Les Chroniques de Mars // Il y a un élément de controverse qui me tient particulièrement à cœur de traiter ici à propos de la Théosophie, et que tu abordes d’ailleurs avec grand intérêt dans ton livre, c’est ce que j’appellerai avec malice « l’ensablement intellectuel » de René Guénon, dans le cadre de son incompréhension évidente quant à ce que fut le mouvement théosophique de Blavatsky, de l’importance qu’il eut à l’époque – et qu’il a toujours d’ailleurs, (avec ou sans les commentaires déviants de Guénon). Un chercheur de ta trempe remet enfin les pendules à l’heure, notamment en s’appuyant sur les travaux remarquables de l’anthropologue Evans-Wentz qui met à mal les propos de René Guénon concernant principalement le « bouddhisme ésotérique » et sa validité historique, maintenant reconnue – selon la Tradition orale notamment. Visiblement Guénon en ignorait absolument tout et ses propos inanes en la matière sont également peu qualifiables au regard de la Tradition.

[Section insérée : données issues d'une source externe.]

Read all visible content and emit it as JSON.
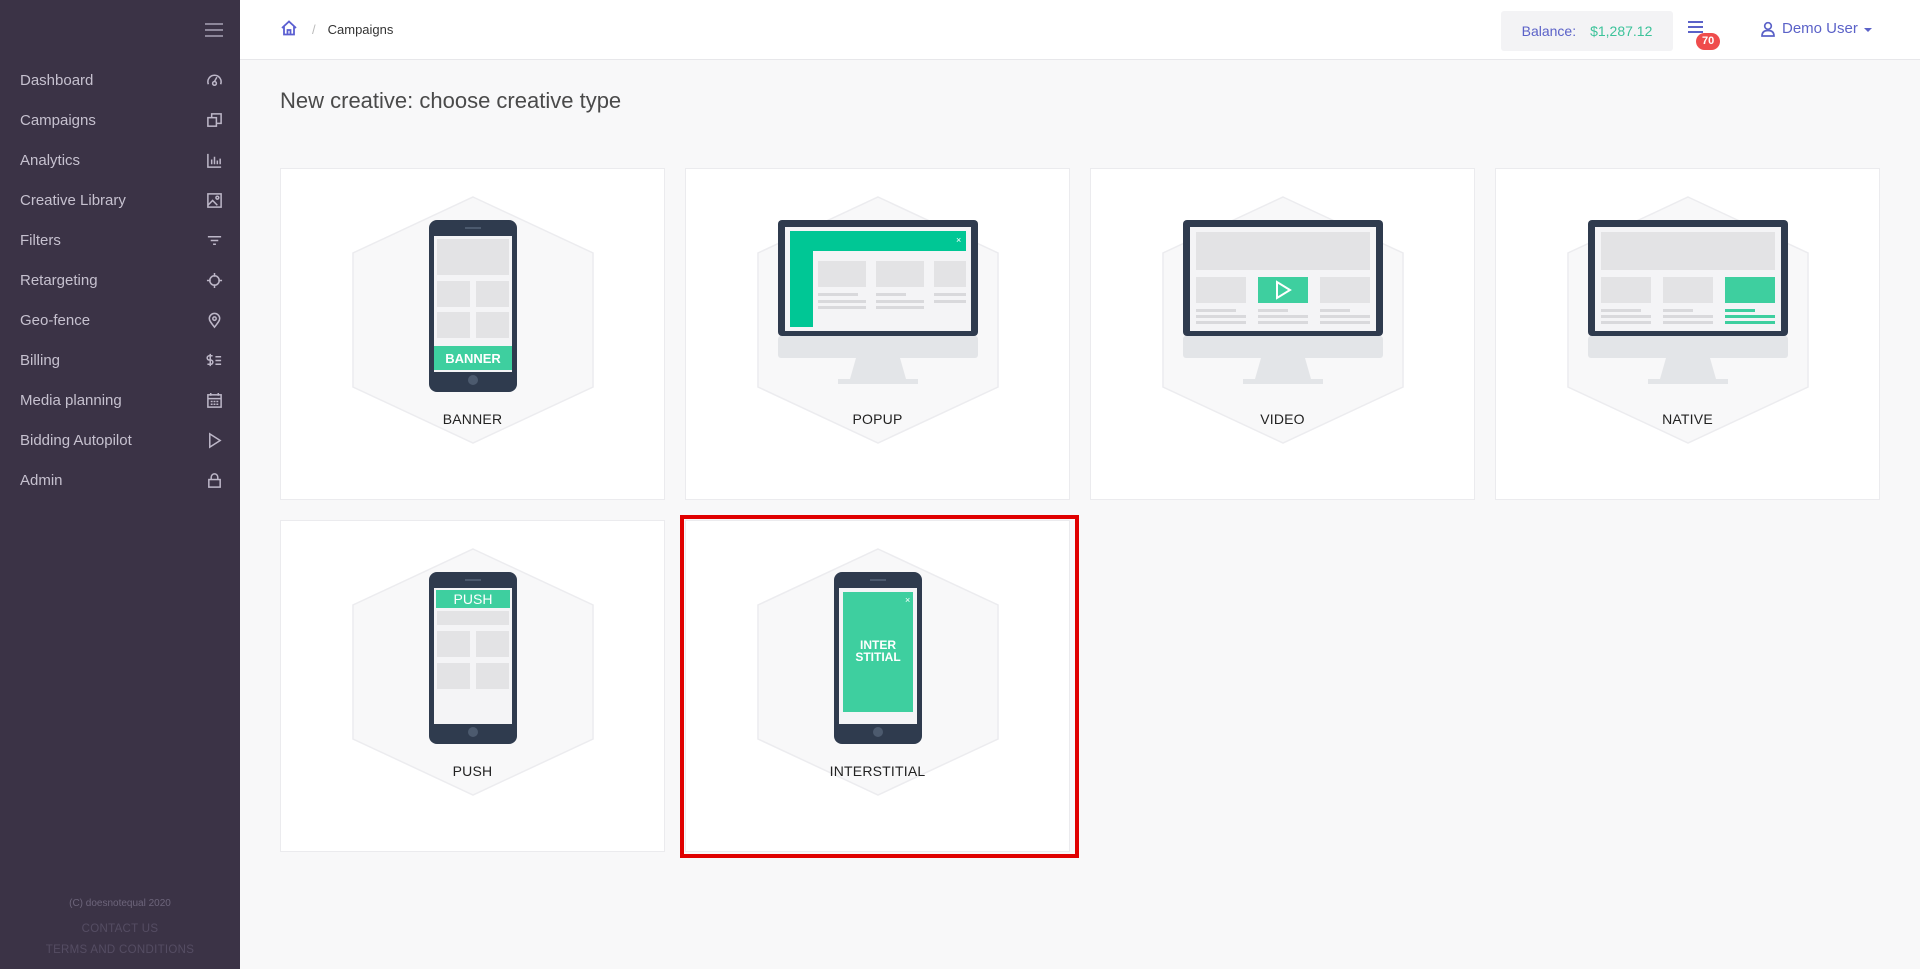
{
  "sidebar": {
    "items": [
      {
        "label": "Dashboard",
        "icon": "dashboard-icon"
      },
      {
        "label": "Campaigns",
        "icon": "campaigns-icon"
      },
      {
        "label": "Analytics",
        "icon": "analytics-icon"
      },
      {
        "label": "Creative Library",
        "icon": "image-icon"
      },
      {
        "label": "Filters",
        "icon": "filter-icon"
      },
      {
        "label": "Retargeting",
        "icon": "crosshair-icon"
      },
      {
        "label": "Geo-fence",
        "icon": "location-pin-icon"
      },
      {
        "label": "Billing",
        "icon": "billing-icon"
      },
      {
        "label": "Media planning",
        "icon": "calendar-icon"
      },
      {
        "label": "Bidding Autopilot",
        "icon": "play-icon"
      },
      {
        "label": "Admin",
        "icon": "lock-icon"
      }
    ],
    "footer": {
      "copyright": "(C) doesnotequal 2020",
      "contact": "CONTACT US",
      "terms": "TERMS AND CONDITIONS"
    }
  },
  "header": {
    "breadcrumb": "Campaigns",
    "balance_label": "Balance:",
    "balance_value": "$1,287.12",
    "notification_count": "70",
    "user_name": "Demo User"
  },
  "main": {
    "title": "New creative: choose creative type",
    "cards": [
      {
        "label": "BANNER",
        "screen_text": "BANNER"
      },
      {
        "label": "POPUP"
      },
      {
        "label": "VIDEO"
      },
      {
        "label": "NATIVE"
      },
      {
        "label": "PUSH",
        "screen_text": "PUSH"
      },
      {
        "label": "INTERSTITIAL",
        "screen_text_1": "INTER",
        "screen_text_2": "STITIAL"
      }
    ]
  },
  "colors": {
    "sidebar_bg": "#3b3346",
    "accent": "#5b62c8",
    "green": "#3ecf9f",
    "badge_red": "#ef4c4c",
    "highlight_border": "#e00000"
  }
}
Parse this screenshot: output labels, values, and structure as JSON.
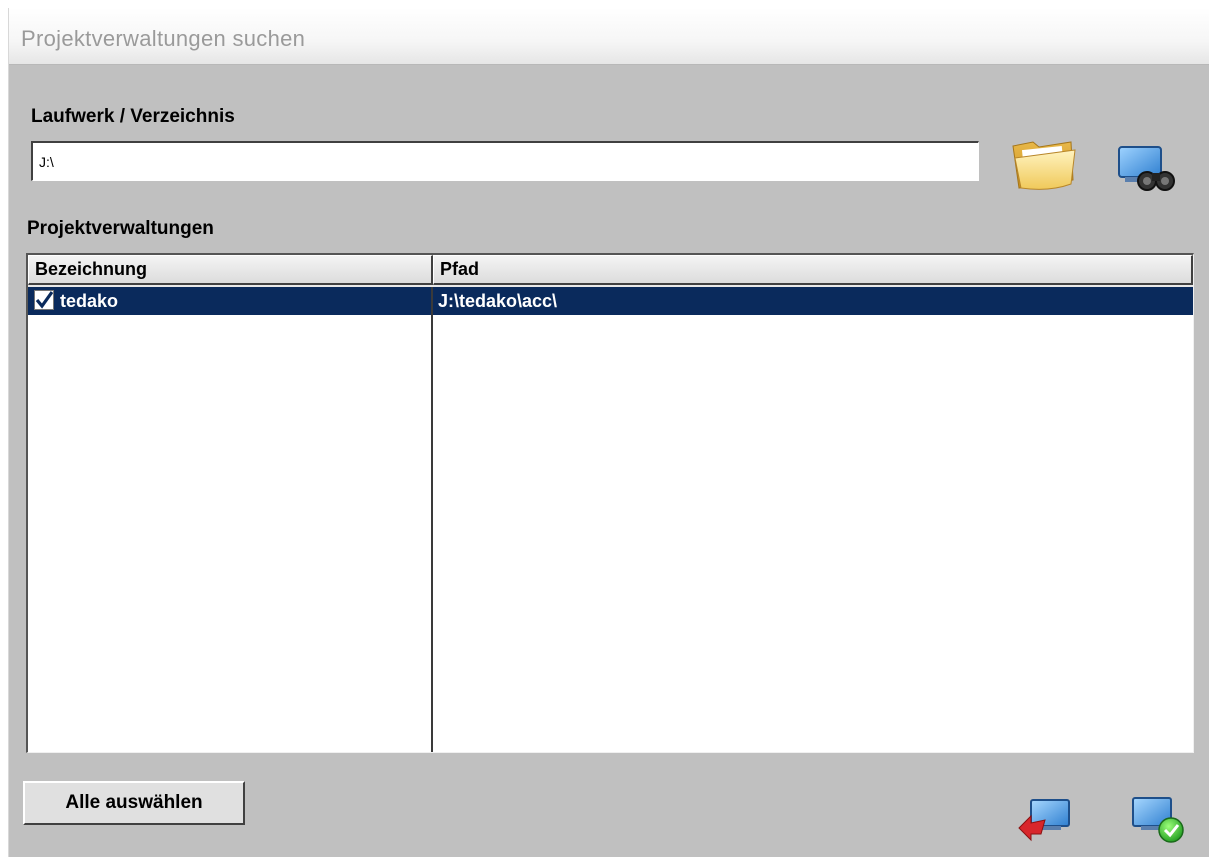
{
  "window": {
    "title": "Projektverwaltungen suchen"
  },
  "directory": {
    "label": "Laufwerk / Verzeichnis",
    "value": "J:\\"
  },
  "icons": {
    "browse": "folder-icon",
    "search": "binoculars-search-icon",
    "cancel": "back-arrow-cancel-icon",
    "confirm": "checkmark-confirm-icon"
  },
  "list": {
    "label": "Projektverwaltungen",
    "columns": [
      "Bezeichnung",
      "Pfad"
    ],
    "rows": [
      {
        "checked": true,
        "name": "tedako",
        "path": "J:\\tedako\\acc\\"
      }
    ]
  },
  "footer": {
    "select_all_label": "Alle auswählen"
  },
  "colors": {
    "window_bg": "#c0c0c0",
    "selection": "#0a2a5c"
  }
}
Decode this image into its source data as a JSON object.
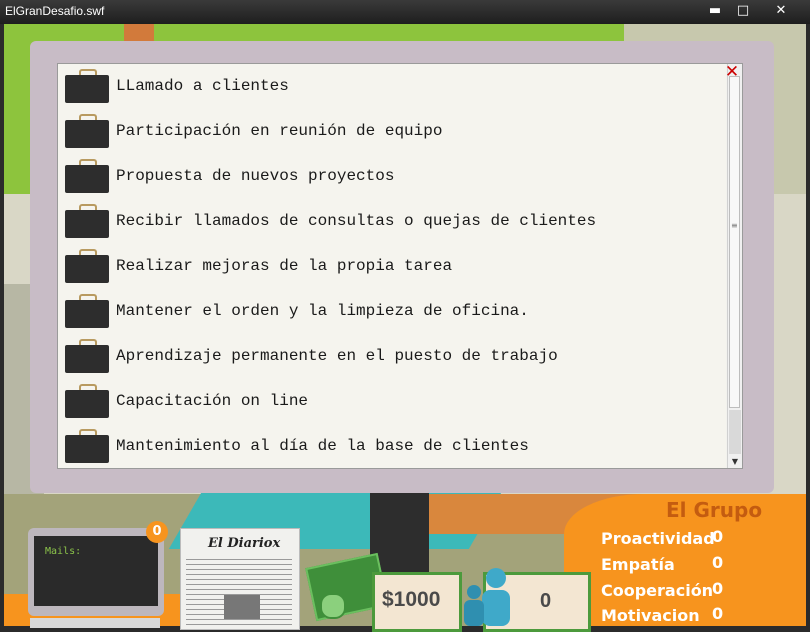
{
  "window": {
    "title": "ElGranDesafio.swf",
    "min_glyph": "▬",
    "max_glyph": "□",
    "close_glyph": "✕"
  },
  "tasks": {
    "items": [
      {
        "label": "LLamado a clientes",
        "icon": "briefcase-icon"
      },
      {
        "label": "Participación en reunión de equipo",
        "icon": "briefcase-icon"
      },
      {
        "label": "Propuesta de nuevos proyectos",
        "icon": "briefcase-icon"
      },
      {
        "label": "Recibir llamados de consultas o quejas de clientes",
        "icon": "briefcase-icon"
      },
      {
        "label": "Realizar mejoras de la propia tarea",
        "icon": "briefcase-icon"
      },
      {
        "label": "Mantener el orden y la limpieza de oficina.",
        "icon": "briefcase-icon"
      },
      {
        "label": "Aprendizaje permanente en el puesto de trabajo",
        "icon": "briefcase-icon"
      },
      {
        "label": "Capacitación on line",
        "icon": "briefcase-icon"
      },
      {
        "label": "Mantenimiento al día de la base de clientes",
        "icon": "briefcase-icon"
      }
    ],
    "close_glyph": "✕"
  },
  "hud": {
    "mails_label": "Mails:",
    "mail_count": "0",
    "newspaper_title": "El Diariox",
    "money": "$1000",
    "people_count": "0"
  },
  "group": {
    "title": "El Grupo",
    "stats": [
      {
        "name": "Proactividad",
        "value": "0"
      },
      {
        "name": "Empatía",
        "value": "0"
      },
      {
        "name": "Cooperación",
        "value": "0"
      },
      {
        "name": "Motivacion",
        "value": "0"
      }
    ]
  },
  "colors": {
    "accent_orange": "#f7941e",
    "money_green": "#4c9a3c",
    "close_red": "#cc0000"
  }
}
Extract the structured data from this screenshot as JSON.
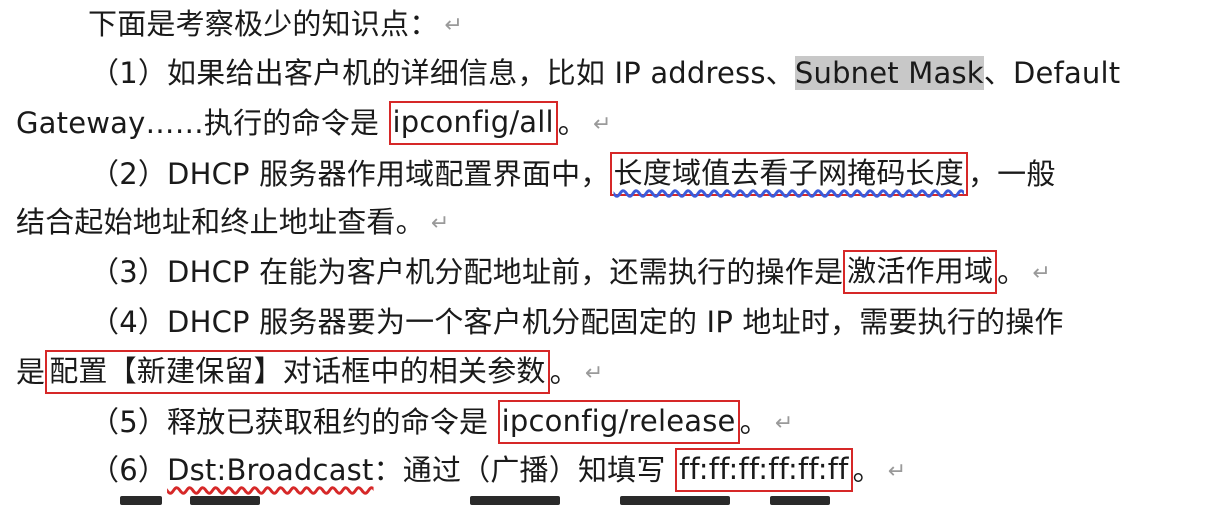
{
  "para_mark": "↵",
  "intro": "下面是考察极少的知识点：",
  "item1": {
    "pre": "（1）如果给出客户机的详细信息，比如 IP address、",
    "hl": "Subnet Mask",
    "post": "、Default",
    "line2_pre": "Gateway……执行的命令是 ",
    "answer": "ipconfig/all",
    "line2_post": "。"
  },
  "item2": {
    "pre": "（2）DHCP 服务器作用域配置界面中，",
    "answer": "长度域值去看子网掩码长度",
    "post": "，一般",
    "line2": "结合起始地址和终止地址查看。"
  },
  "item3": {
    "pre": "（3）DHCP 在能为客户机分配地址前，还需执行的操作是",
    "answer": "激活作用域",
    "post": "。"
  },
  "item4": {
    "pre": "（4）DHCP 服务器要为一个客户机分配固定的 IP 地址时，需要执行的操作",
    "line2_pre": "是",
    "answer": "配置【新建保留】对话框中的相关参数",
    "line2_post": "。"
  },
  "item5": {
    "pre": "（5）释放已获取租约的命令是 ",
    "answer": "ipconfig/release",
    "post": "。"
  },
  "item6": {
    "pre": "（6）",
    "term": "Dst:Broadcast",
    "mid": "：通过（广播）知填写 ",
    "answer": "ff:ff:ff:ff:ff:ff",
    "post": "。"
  }
}
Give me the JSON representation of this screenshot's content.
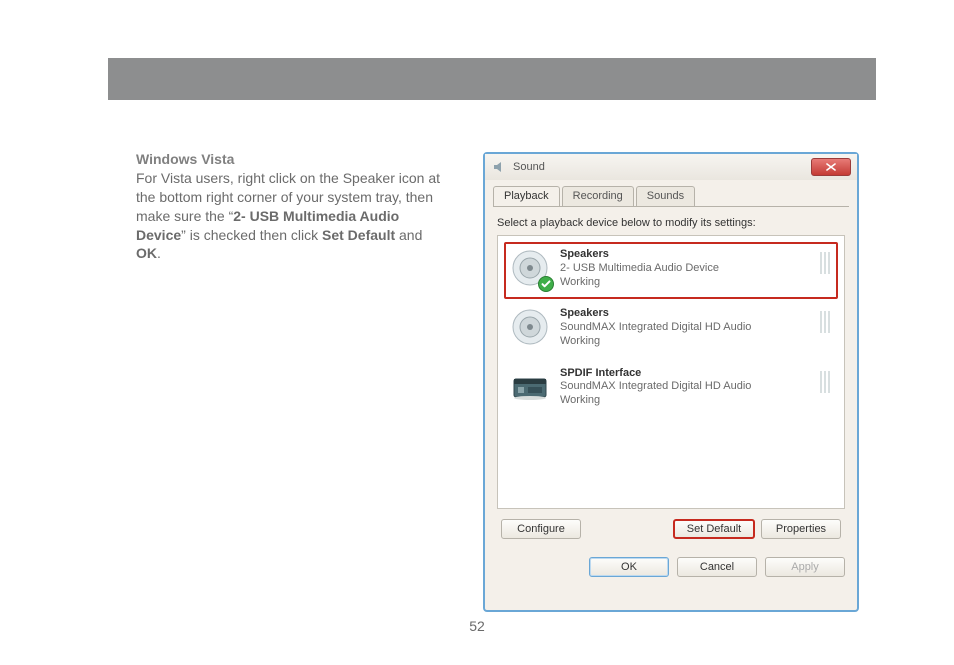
{
  "page_number": "52",
  "article": {
    "heading": "Windows Vista",
    "para_part1": "For Vista users, right click on the Speaker icon at the bottom right corner of your system tray, then make sure the “",
    "bold1": "2- USB Multimedia Audio Device",
    "para_part2": "” is checked then click ",
    "bold2": "Set Default",
    "para_part3": " and ",
    "bold3": "OK",
    "para_part4": "."
  },
  "dialog": {
    "title": "Sound",
    "tabs": {
      "t0": "Playback",
      "t1": "Recording",
      "t2": "Sounds"
    },
    "hint": "Select a playback device below to modify its settings:",
    "devices": [
      {
        "title": "Speakers",
        "subtitle": "2- USB Multimedia Audio Device",
        "status": "Working",
        "icon": "speaker",
        "selected": true,
        "checked": true
      },
      {
        "title": "Speakers",
        "subtitle": "SoundMAX Integrated Digital HD Audio",
        "status": "Working",
        "icon": "speaker",
        "selected": false,
        "checked": false
      },
      {
        "title": "SPDIF Interface",
        "subtitle": "SoundMAX Integrated Digital HD Audio",
        "status": "Working",
        "icon": "spdif",
        "selected": false,
        "checked": false
      }
    ],
    "buttons": {
      "configure": "Configure",
      "set_default": "Set Default",
      "properties": "Properties",
      "ok": "OK",
      "cancel": "Cancel",
      "apply": "Apply"
    }
  }
}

D’ailleurs les sources de Guénon, sont des sources non recoupées, dénuées de perspectives ontologiques au plan de la connaissance Théosophique, connaissance qu’il dénature avec aveuglement, mais malheureusement tout cela est passé à la postérité sans discernement. Aujourd’hui, on sait très bien que Guénon n’avait qu’une visibilité très limitée sur la Tradition Hindoue et que son ignorance dans bien des domaines de la Tradition orientale ne l’autorisait, en rien, à avoir des avis aussi tranchés, et pour tout dire totalement erronés, sur la Théosophie de Blavatsky ! Heureusement, tu fais le point ici, dans ton livre, de fort belle manière, sur les égarements coupables de Guénon – Que peux-tu dire sur le sujet, et ne peut-on pas croire que chez Guénon, il existerait une insincérité plutôt qu’à une défaillance intellectuelle ?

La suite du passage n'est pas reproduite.